Ładowanie nowego MacBooka to moim zdaniem komedia błędów - to oczywiście uniwersalny kabel, który w efekcie sprawia, że ładowanie laptopa, który jak na swoją cenę powinno wystarczyć na bardzo, bardzo długo, jest bardzo niebezpieczne. nie, ponieważ potkniesz się o kabel ładujący i upadniesz na ziemię. Uwierz mi.
Nie po to, żeby czepiać się, ale kabel przyczepia się tak cholernie mocno do MacBooka Pro, że po prostu go wyjmowanie jest zupełnie innym zadaniem.

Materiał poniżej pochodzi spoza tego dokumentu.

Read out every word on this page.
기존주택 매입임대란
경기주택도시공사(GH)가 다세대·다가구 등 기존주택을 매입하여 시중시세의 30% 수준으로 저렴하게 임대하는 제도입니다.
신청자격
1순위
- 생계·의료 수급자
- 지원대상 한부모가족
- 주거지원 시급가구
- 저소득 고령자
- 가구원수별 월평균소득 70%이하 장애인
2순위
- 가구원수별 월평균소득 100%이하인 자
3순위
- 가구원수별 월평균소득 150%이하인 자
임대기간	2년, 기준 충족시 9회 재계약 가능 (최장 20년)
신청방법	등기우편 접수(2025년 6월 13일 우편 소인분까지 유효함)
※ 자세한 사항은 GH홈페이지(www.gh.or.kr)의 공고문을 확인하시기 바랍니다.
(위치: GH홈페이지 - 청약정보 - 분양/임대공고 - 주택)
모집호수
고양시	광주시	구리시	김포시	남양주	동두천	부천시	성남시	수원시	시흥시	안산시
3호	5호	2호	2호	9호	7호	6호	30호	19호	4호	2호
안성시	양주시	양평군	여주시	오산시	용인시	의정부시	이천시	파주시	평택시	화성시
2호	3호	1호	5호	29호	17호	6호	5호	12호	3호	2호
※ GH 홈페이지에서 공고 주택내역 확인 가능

To nie koniec świata, ale to takie rzeczy Apple zawsze zwracały uwagę i co sprawiło, że Apple, no cóż, Apple.
ZOBACZ TAKŻE: 12 akcesoriów USB Type-C do nowego MacBooka Pro
Zakup nowego MacBooka Pro - bez żalu
Mimo wszystko nie żałuję zakupu tego laptopa. Na pewno trudno jest dostosować się do życia klucza, ale nie jest to dla mnie przełom. W końcu rozważałem przejście na system Windows, ale po prostu nie mogę już ogarnąć głowy korzystaniem z tego systemu operacyjnego; nie jest tak łatwe, jak było, nadal jest i mam nadzieję, że nadal będzie.
Gdybym miał napisać list z nienawiścią miłości do Apple, wyglądałoby to mniej więcej tak:
„Drogi Apple, jestem zwolennikiem portów uniwersalnych i doceniam przejście na porty Thunderbolt 3 (styl USB-C) w najnowszych MacBook Pro, ale do cholery, też to schrzaniłeś. Mimo to nadal kocham ten laptop ”.